総理…一言申し上げます。このままでは日本国は単刀直入に申し上げまして、崩壊します。日本国は先々の未来を予測して、懸念される材料があると徹底的に自虐と情報公開の道に進み、外部の専門家に頼る伝統があります。こうした伝統については、日本国の自由主義の憲政史の失敗、そしてその失敗の本質をいま一度ご確認して頂く必要がありますが、兎にも角にも日本国とは誰かに頼るばかりで自分から動こうとするときには、そのあまりにも強大な未来への希望により、誰もが思い思いに動くことはできない強固な社会主義全体主義の資本国、資源地域であるのです。そのことは総理も皇立魔法学校で多少なりとも勉強なされたとは思いますが…。

 

サユリ・マツシタは瞑想しながら静かに秘書官の口上を聞き入れていた。そしてようやく発した一言は当時としては話題になったが、現在では記録にない。後に華族や貴族のみならず、皇族、そして家族制度をも崩壊させた、あの城塞都市構想にもつながった思想体系だとされるが真相については多くの研究者の興味にない。

 

文化2年。7月。とある地域の中央広場。

 

琴音は地域の祀りの主導として、完全ではないものの、上々の運営を見せていた。長老と呼ばれる夫婦たちは別の用事があるらしく1か月ほど前に東京特別行政区へと転籍となっていた。

 

あと2か月ほどの運営だ。
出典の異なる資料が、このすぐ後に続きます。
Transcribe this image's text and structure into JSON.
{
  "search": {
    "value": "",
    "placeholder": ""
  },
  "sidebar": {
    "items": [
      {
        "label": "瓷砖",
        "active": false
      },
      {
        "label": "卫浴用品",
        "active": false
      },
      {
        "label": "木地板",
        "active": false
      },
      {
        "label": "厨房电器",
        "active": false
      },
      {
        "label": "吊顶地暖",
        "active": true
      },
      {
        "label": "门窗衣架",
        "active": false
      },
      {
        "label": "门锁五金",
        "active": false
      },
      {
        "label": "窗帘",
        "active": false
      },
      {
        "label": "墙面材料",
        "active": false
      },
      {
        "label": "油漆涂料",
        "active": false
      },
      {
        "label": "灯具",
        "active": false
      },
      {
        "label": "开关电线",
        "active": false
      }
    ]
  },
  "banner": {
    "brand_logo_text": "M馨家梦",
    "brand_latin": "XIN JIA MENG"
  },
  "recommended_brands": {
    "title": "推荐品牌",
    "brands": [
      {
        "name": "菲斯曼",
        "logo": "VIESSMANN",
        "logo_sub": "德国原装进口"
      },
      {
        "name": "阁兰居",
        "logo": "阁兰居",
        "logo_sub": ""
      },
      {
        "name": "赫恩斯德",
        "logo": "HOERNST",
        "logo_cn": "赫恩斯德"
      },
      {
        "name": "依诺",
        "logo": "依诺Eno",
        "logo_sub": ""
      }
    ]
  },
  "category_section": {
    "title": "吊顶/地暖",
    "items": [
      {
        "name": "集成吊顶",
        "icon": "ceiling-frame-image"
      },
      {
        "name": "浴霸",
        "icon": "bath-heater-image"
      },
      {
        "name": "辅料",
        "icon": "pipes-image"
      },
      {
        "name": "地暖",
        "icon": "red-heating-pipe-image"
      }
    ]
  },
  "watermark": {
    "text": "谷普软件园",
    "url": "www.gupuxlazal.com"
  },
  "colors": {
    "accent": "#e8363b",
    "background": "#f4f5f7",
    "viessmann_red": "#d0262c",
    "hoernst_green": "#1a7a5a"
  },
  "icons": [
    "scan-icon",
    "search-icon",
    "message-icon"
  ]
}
気を引き締めよう。思えば、5月の苦行は振り返るべきではないな。忘却、忘却っと…。

 

夜になると琴音は地域の図書館で、日本国の歴史を調べるのが最近の日課だ。その表情はどこか寂しそうでもあった。

 

7・27のマイノート条約会議を経てサユリ・マツシタ主席着任。魔法を用いる女性から初めての評議員と主席総務官の任命が認められたと記録されている。

 

あの頃から、魔法は存在していたのか…

 

何らかの意識と意思が介在するように、琴音は自然と呼応していた。

 

ところで、あなた、ここがあのマイノート条約会議から2年後の未来で、物理的距離としては1000キロも離れてはいない地域だって知ってます?

 

はっとして振り返り、ブックの交換を済ませて所属とネームを確認すると、そこには司書教官でサカザキ・シホとある。

 

あ、アンドロイド型ヒューマンか…

 

思わず声に出して内心を漏らしてしまった琴音のもとへ協会から新たな伝令が来る。

 

琴音君の功績を認証して、魔導省の地域推進化会議に招待するので、獲得予算の半分以上を離税せよ。

 

認証のある正式なメッセージが琴音のスマート携帯に届いたのはこれが二度目となった。